Relapses are defined as the occurrence of new or recurrent neurological abnormalities, which are separated by ≥ 30 days from the onset of the preceding event, last for ≥ 24 h, and occur without fever or infection [4, 15]. Thus, if some elements are relatively easy to evaluate on remote history taking (e.g., timeline, concomitant fever or symptoms of infection), neurological abnormalities would need to be detected as suggested above, along with other neurological tests in relation to reported symptoms. However, relapses also affect quality of life and activities of daily living [15], and, thus, the inclusion of MS-specific PROMs measuring physical and psychological health could support the assessment of relapse severity. For instance, the MS Impact Scale (MSIS-29) has been used in clinical trials to evaluate recovery from relapses [15], and has been tested for remote administration [16]. Alternative scales could be considered depending on prevalent patients’ symptoms (e.g., mood, fatigue). However, in-person examination and/or MRI should be considered for cases where a relapse cannot be fully ruled out, in order to make timely treatment decisions [4].

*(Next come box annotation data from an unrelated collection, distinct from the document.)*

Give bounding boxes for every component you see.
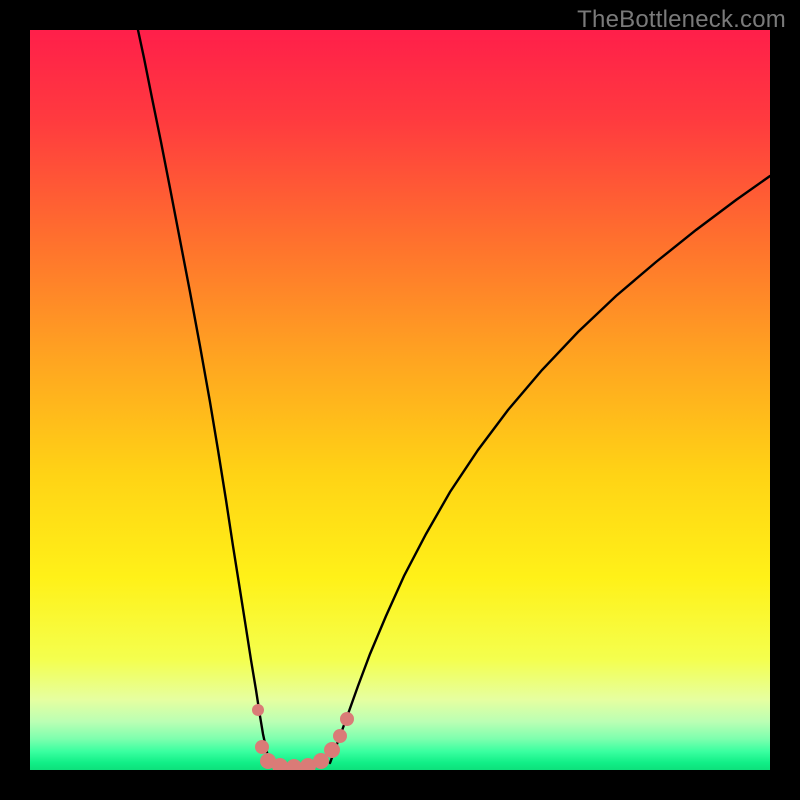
left-curve <box>138 30 270 763</box>
marker-dot <box>286 759 302 770</box>
marker-dot <box>252 704 264 716</box>
right-curve <box>330 176 770 763</box>
chart-frame: TheBottleneck.com <box>0 0 800 800</box>
marker-dot <box>255 740 269 754</box>
curve-layer <box>30 30 770 770</box>
marker-dot <box>333 729 347 743</box>
bottleneck-markers <box>252 704 354 770</box>
marker-dot <box>324 742 340 758</box>
marker-dot <box>340 712 354 726</box>
plot-area <box>30 30 770 770</box>
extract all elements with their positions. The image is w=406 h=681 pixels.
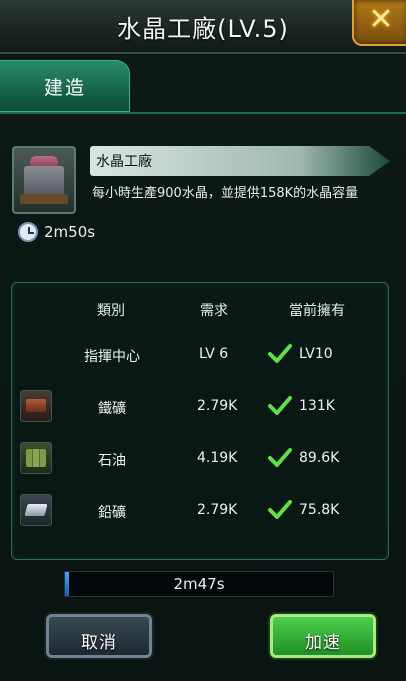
- building-description: 每小時生產900水晶，並提供158K的水晶容量: [92, 186, 359, 201]
- speedup-button-label: 加速: [305, 633, 341, 653]
- requirement-current: LV10: [299, 346, 333, 362]
- crystal-factory-icon: [12, 146, 76, 214]
- progress-remaining-time: 2m47s: [173, 575, 225, 593]
- title-bar: 水晶工廠(LV.5): [0, 0, 406, 56]
- tab-build[interactable]: 建造: [0, 60, 130, 112]
- requirement-required: LV 6: [199, 346, 229, 362]
- requirement-name: 石油: [98, 453, 126, 469]
- check-icon: [268, 500, 292, 519]
- iron-ore-icon: [20, 390, 52, 422]
- requirement-name: 鉛礦: [98, 505, 126, 521]
- build-time-value: 2m50s: [44, 223, 96, 241]
- requirement-current: 75.8K: [299, 502, 340, 518]
- requirement-current: 131K: [299, 398, 335, 414]
- check-icon: [268, 448, 292, 467]
- build-progress-bar: 2m47s: [64, 571, 334, 597]
- cancel-button-label: 取消: [81, 633, 117, 653]
- clock-icon: [18, 222, 38, 242]
- speedup-button[interactable]: 加速: [270, 614, 376, 658]
- requirement-name: 指揮中心: [84, 349, 140, 365]
- tab-build-label: 建造: [43, 77, 86, 99]
- check-icon: [268, 396, 292, 415]
- close-button[interactable]: ✕: [352, 0, 406, 46]
- dialog-title: 水晶工廠(LV.5): [117, 15, 289, 43]
- requirement-required: 4.19K: [197, 450, 238, 466]
- requirement-name: 鐵礦: [98, 401, 126, 417]
- check-icon: [268, 344, 292, 363]
- building-name-banner: 水晶工廠: [90, 146, 390, 176]
- cancel-button[interactable]: 取消: [46, 614, 152, 658]
- requirement-required: 2.79K: [197, 398, 238, 414]
- header-required: 需求: [200, 303, 228, 319]
- requirements-panel: [11, 282, 389, 560]
- close-icon: ✕: [368, 2, 394, 37]
- oil-icon: [20, 442, 52, 474]
- requirement-current: 89.6K: [299, 450, 340, 466]
- requirement-required: 2.79K: [197, 502, 238, 518]
- header-current: 當前擁有: [289, 303, 345, 319]
- lead-ore-icon: [20, 494, 52, 526]
- upgrade-dialog: 水晶工廠(LV.5) ✕ 建造 2m50s 水晶工廠 每小時生產900水晶，並提…: [0, 0, 406, 681]
- tab-bar: 建造: [0, 56, 406, 114]
- building-name: 水晶工廠: [96, 154, 152, 170]
- header-category: 類別: [97, 303, 125, 319]
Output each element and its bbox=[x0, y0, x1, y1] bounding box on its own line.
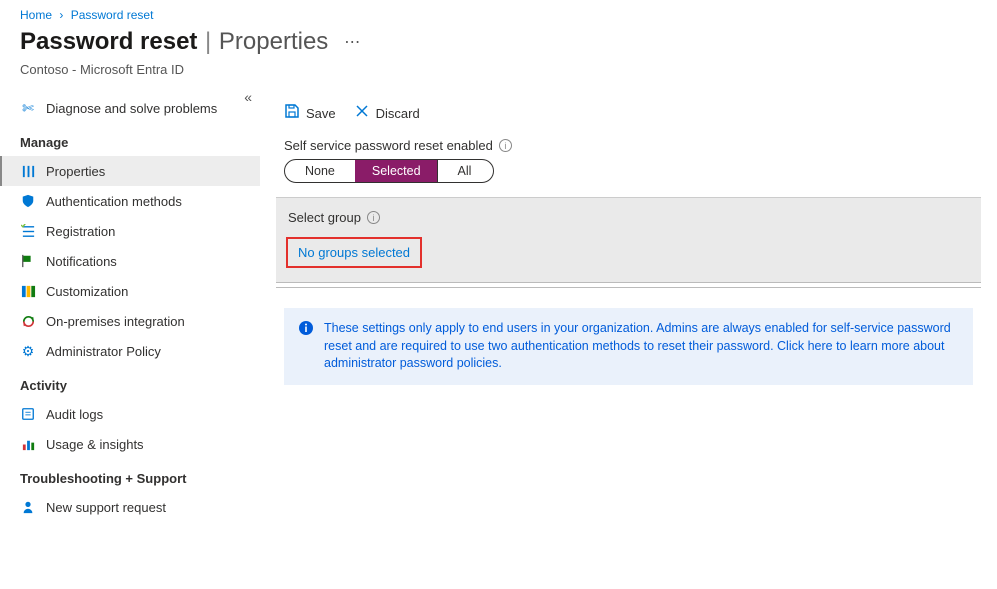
collapse-sidebar-button[interactable]: « bbox=[244, 89, 252, 105]
sidebar-item-usage-insights[interactable]: Usage & insights bbox=[0, 429, 260, 459]
page-section: Properties bbox=[219, 28, 328, 55]
sidebar-item-label: New support request bbox=[46, 500, 166, 515]
shield-icon bbox=[20, 193, 36, 209]
gear-icon: ⚙ bbox=[20, 343, 36, 359]
palette-icon bbox=[20, 283, 36, 299]
divider bbox=[276, 287, 981, 288]
chart-icon bbox=[20, 436, 36, 452]
flag-icon bbox=[20, 253, 36, 269]
sidebar-item-label: On-premises integration bbox=[46, 314, 185, 329]
sidebar-item-label: Diagnose and solve problems bbox=[46, 101, 217, 116]
info-banner-text[interactable]: These settings only apply to end users i… bbox=[324, 320, 959, 373]
sidebar-item-label: Customization bbox=[46, 284, 128, 299]
sidebar-item-label: Usage & insights bbox=[46, 437, 144, 452]
no-groups-selected-link[interactable]: No groups selected bbox=[298, 245, 410, 260]
tenant-subtitle: Contoso - Microsoft Entra ID bbox=[0, 62, 997, 89]
sidebar-item-audit-logs[interactable]: Audit logs bbox=[0, 399, 260, 429]
sidebar-item-label: Authentication methods bbox=[46, 194, 182, 209]
info-banner: These settings only apply to end users i… bbox=[284, 308, 973, 385]
wrench-icon: ✄ bbox=[20, 100, 36, 116]
save-button[interactable]: Save bbox=[284, 103, 336, 124]
chevron-right-icon: › bbox=[59, 8, 63, 22]
sspr-option-all[interactable]: All bbox=[437, 160, 494, 182]
sidebar-item-label: Audit logs bbox=[46, 407, 103, 422]
breadcrumb: Home › Password reset bbox=[0, 0, 997, 26]
sidebar-item-diagnose[interactable]: ✄ Diagnose and solve problems bbox=[0, 93, 260, 123]
sspr-enabled-label: Self service password reset enabled i bbox=[276, 136, 981, 159]
discard-button[interactable]: Discard bbox=[354, 103, 420, 124]
sidebar-item-registration[interactable]: Registration bbox=[0, 216, 260, 246]
info-icon[interactable]: i bbox=[367, 211, 380, 224]
sidebar-item-label: Notifications bbox=[46, 254, 117, 269]
section-manage: Manage bbox=[0, 123, 260, 156]
sidebar-item-onprem[interactable]: On-premises integration bbox=[0, 306, 260, 336]
section-troubleshoot: Troubleshooting + Support bbox=[0, 459, 260, 492]
sidebar-item-label: Administrator Policy bbox=[46, 344, 161, 359]
sspr-option-none[interactable]: None bbox=[285, 160, 355, 182]
sspr-enabled-segmented: None Selected All bbox=[284, 159, 494, 183]
support-icon bbox=[20, 499, 36, 515]
close-icon bbox=[354, 103, 370, 124]
more-actions-button[interactable]: ⋯ bbox=[340, 32, 364, 52]
section-activity: Activity bbox=[0, 366, 260, 399]
sidebar-item-admin-policy[interactable]: ⚙ Administrator Policy bbox=[0, 336, 260, 366]
select-group-section: Select group i No groups selected bbox=[276, 197, 981, 283]
sidebar-item-properties[interactable]: Properties bbox=[0, 156, 260, 186]
sidebar-item-auth-methods[interactable]: Authentication methods bbox=[0, 186, 260, 216]
info-icon bbox=[298, 320, 314, 373]
sync-icon bbox=[20, 313, 36, 329]
sidebar-item-notifications[interactable]: Notifications bbox=[0, 246, 260, 276]
breadcrumb-home[interactable]: Home bbox=[20, 8, 52, 22]
sidebar-item-support[interactable]: New support request bbox=[0, 492, 260, 522]
sidebar-item-label: Properties bbox=[46, 164, 105, 179]
sliders-icon bbox=[20, 163, 36, 179]
sspr-option-selected[interactable]: Selected bbox=[355, 160, 437, 182]
save-icon bbox=[284, 103, 300, 124]
sidebar-item-customization[interactable]: Customization bbox=[0, 276, 260, 306]
toolbar: Save Discard bbox=[276, 101, 981, 136]
save-label: Save bbox=[306, 106, 336, 121]
main-content: Save Discard Self service password reset… bbox=[260, 89, 997, 542]
page-header: Password reset | Properties ⋯ bbox=[0, 26, 997, 62]
select-group-label: Select group i bbox=[286, 208, 971, 231]
checklist-icon bbox=[20, 223, 36, 239]
discard-label: Discard bbox=[376, 106, 420, 121]
page-title: Password reset bbox=[20, 28, 197, 55]
info-icon[interactable]: i bbox=[499, 139, 512, 152]
breadcrumb-current[interactable]: Password reset bbox=[71, 8, 154, 22]
sidebar-item-label: Registration bbox=[46, 224, 115, 239]
log-icon bbox=[20, 406, 36, 422]
sidebar: « ✄ Diagnose and solve problems Manage P… bbox=[0, 89, 260, 542]
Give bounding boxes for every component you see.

Overall, we have suggested a battery for MS assessment in tele-neurology, which strongly leverages patients’ empowerment and PROMs (Table 1). In particular, we recommend MS patients fill in the PDDS and the MSIS-29 before the tele-consultation, so that neurologists have a full view on the overall physical and psychological status. Then, during the tele-consultation, neurologists can focus on history taking and examination of brainstem function and other neurological systems, as required by patients’ symptoms. Finally, if necessary, the examiner could administer the oral version of the SDMT by showing the test form on patients’ screen. Alternatively, patients could be provided with PDDS, MSIS-29, and an electronic version of the SDMT [17], for self-assessment, and, then, request tele-neurology if necessary. The PDDS, the MSIS-29, and the SDMT could be integrated to video-consultation platforms or electronic health record systems, or be implemented using other online tools, such as Google Forms.

Table 1 Suggested battery for assessing MS disability and relapses on tele-medicine. The table shows suggested tools for assessing MS disability and relapses on tele-medicine. In particular, PDDS and MSIS-29 could be administered before tele-consultation, and, then, integrated with history, taking more detailed neurological examination, and cognitive screening (SDMT), as necessary

Limitations of tele-neurology include the availability of technology to deliver tele-consultations (e.g., webcam quality, high-speed connection), which need to be accounted for by policymakers to avoid healthcare inequalities.

In conclusion, though the medical management of COVID-19 is the current healthcare priority, chronic diseases should not be left unattended, and the use of common tools for neurological examination could improve tele-neurology practice, and quality of care for people with MS.